Montana employers in industries with variable schedules — hospitality, retail, healthcare — should implement automated timekeeping systems that capture clock-ins, clock-outs, and break times rather than relying on employee self-reporting. Self-reported systems are susceptible to rounding errors and systematic under-recording that creates cumulative overtime liability over time.
Frequently Asked Questions: Montana Overtime Law
Does Montana have daily overtime requirements?
No. Montana law does not require overtime pay for hours worked beyond 8 in a single day. The FLSA's 40-hour weekly threshold is the only trigger. An employee who works a 12-hour shift on Monday but works only 28 hours for the rest of the week — 40 hours total — is not entitled to overtime pay.
Can my employer require me to work overtime in Montana?
Generally yes. Montana employers may require non-exempt employees to work overtime provided they pay the required premium rate. The WDEA (Wrongful Discharge from Employment Act) protects employees from retaliatory termination for refusing overtime, but it does not prevent an employer from lawfully requiring and compensating overtime work. A union contract or individual employment agreement may impose additional restrictions.
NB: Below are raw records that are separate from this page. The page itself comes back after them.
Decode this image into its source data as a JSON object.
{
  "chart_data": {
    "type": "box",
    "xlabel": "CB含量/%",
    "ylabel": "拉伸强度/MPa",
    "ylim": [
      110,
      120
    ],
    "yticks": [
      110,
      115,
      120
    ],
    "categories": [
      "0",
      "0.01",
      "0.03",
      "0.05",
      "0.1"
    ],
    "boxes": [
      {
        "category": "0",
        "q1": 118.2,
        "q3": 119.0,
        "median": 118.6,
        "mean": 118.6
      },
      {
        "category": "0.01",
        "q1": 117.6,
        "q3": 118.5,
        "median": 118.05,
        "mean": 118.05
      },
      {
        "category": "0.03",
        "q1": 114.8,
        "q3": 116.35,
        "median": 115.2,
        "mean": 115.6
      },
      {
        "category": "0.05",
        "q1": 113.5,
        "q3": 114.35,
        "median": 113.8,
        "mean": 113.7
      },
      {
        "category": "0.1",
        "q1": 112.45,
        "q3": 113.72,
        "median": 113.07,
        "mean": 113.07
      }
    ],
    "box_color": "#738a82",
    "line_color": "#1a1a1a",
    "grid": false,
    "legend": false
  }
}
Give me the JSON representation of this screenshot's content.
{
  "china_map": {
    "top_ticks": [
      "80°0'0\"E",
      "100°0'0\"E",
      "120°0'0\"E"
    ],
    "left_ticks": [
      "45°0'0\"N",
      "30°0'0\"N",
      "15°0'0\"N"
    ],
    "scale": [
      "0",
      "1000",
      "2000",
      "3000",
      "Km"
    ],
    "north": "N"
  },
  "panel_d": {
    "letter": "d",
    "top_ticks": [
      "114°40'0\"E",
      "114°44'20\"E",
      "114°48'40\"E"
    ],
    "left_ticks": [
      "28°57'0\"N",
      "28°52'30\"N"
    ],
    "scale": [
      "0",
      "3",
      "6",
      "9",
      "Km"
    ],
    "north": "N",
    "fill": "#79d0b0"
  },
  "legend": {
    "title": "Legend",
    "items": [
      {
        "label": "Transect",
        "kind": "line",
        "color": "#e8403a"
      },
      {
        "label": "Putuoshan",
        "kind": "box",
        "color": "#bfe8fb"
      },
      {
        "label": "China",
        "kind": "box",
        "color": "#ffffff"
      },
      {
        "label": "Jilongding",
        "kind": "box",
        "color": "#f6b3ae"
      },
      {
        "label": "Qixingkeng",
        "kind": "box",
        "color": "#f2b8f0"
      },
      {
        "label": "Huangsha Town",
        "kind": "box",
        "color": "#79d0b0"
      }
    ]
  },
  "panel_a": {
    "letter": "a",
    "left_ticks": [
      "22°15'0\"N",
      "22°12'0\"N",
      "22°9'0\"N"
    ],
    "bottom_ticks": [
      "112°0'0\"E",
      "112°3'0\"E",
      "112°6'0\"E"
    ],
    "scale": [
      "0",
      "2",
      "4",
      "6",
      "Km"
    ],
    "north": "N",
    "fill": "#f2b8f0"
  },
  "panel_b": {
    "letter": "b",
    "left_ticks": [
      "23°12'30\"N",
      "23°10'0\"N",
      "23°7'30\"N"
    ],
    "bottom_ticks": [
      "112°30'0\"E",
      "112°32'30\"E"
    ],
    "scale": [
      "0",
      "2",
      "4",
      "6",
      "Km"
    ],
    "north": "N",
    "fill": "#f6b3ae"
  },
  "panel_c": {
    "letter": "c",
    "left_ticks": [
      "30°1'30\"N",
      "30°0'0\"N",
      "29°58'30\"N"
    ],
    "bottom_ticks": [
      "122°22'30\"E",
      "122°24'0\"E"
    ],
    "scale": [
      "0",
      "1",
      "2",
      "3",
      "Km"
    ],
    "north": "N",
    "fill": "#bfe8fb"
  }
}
I am paid a salary. Am I automatically exempt from overtime?
No. Salary basis is only one element of the exemption test. You must also meet the salary-level threshold ($684/week) and satisfy the duties test for executive, administrative, or professional exemption. Many salaried employees in Montana are non-exempt and entitled to overtime. If your job involves routine, supervised tasks with limited discretion, a salary does not eliminate your overtime rights.
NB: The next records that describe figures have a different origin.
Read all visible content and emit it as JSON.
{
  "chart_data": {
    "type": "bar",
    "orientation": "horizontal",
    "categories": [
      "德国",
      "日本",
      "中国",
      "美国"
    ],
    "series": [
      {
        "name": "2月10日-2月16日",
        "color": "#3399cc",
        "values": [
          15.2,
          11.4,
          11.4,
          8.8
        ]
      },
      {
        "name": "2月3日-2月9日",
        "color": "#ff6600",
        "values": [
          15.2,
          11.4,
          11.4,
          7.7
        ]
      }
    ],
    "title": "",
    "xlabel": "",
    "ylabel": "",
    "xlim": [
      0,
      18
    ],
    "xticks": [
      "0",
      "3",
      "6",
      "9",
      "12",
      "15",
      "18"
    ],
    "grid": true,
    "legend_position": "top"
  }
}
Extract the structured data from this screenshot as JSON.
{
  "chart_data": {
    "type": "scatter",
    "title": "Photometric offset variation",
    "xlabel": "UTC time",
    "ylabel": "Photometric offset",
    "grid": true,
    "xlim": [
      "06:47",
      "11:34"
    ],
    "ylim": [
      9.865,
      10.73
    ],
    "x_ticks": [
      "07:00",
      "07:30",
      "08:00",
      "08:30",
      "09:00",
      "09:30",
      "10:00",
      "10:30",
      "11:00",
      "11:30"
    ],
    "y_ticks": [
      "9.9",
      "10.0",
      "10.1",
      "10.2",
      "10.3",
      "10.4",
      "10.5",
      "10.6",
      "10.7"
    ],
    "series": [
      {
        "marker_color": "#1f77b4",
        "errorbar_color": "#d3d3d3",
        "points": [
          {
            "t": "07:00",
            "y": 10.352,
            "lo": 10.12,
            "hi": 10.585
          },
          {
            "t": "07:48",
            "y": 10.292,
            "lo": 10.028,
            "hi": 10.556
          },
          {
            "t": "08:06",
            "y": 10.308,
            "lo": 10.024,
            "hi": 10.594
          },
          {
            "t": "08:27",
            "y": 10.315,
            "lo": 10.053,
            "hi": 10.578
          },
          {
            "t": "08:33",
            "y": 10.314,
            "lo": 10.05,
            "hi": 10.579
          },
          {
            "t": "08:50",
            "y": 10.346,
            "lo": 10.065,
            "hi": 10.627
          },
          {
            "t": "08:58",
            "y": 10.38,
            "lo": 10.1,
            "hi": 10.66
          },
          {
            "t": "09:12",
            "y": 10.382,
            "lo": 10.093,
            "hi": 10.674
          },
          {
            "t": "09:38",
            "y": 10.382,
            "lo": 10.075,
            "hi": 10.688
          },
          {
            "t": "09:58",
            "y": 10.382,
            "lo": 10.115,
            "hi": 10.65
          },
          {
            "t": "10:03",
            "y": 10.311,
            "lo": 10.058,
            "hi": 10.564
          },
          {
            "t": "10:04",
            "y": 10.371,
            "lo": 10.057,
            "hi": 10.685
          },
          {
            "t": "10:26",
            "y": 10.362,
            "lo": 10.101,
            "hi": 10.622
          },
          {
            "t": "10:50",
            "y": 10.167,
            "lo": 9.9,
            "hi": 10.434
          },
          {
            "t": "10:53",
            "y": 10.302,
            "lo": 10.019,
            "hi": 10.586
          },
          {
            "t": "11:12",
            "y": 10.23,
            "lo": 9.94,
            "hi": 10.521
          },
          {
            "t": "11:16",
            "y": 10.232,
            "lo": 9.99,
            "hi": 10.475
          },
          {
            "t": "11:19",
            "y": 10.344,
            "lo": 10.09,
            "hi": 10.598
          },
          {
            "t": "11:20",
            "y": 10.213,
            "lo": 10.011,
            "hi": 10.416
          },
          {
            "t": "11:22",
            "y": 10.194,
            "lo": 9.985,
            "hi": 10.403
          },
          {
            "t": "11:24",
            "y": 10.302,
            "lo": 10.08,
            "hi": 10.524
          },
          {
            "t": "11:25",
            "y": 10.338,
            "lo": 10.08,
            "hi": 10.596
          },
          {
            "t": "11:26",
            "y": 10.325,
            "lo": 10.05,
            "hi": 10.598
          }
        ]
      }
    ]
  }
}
How far back can I claim unpaid overtime in Montana?
Two years from the date each paycheck was due — or three years if the violation was willful. Each underpaid paycheck starts its own statute of limitations. Courts have found that employers who knew about a violation and continued it acted willfully, extending the recovery window. Preserve your pay stubs and any records of hours worked for at least three years.
Can my employer pay me in comp time instead of overtime?
No — private-sector employers in Montana cannot substitute compensatory time off for cash overtime pay. Comp-time arrangements are permitted only for state and local government employees. A private employer who tells a non-exempt employee to take a half-day on Friday to offset Tuesday's overtime hours is violating the FLSA in Montana.
The information in this article is provided for educational purposes only and does not constitute legal advice. Consult a qualified Montana employment attorney or contact the Montana Department of Labor and Industry for guidance on your specific situation.
For employers operating across state lines, review state-specific overtime nuances — the general compliance frameworks for Alaska labor law also provide a useful parallel for businesses with Mountain West operations.
Key employer takeaway: The most effective overtime compliance program in Montana combines three elements: accurate job classification audited annually, automated timekeeping that captures all work time including remote and pre/post-shift activity, and a clear written policy telling employees how to report unscheduled hours worked. Employers who implement all three elements dramatically reduce their exposure to both DLI investigations and private FLSA lawsuits.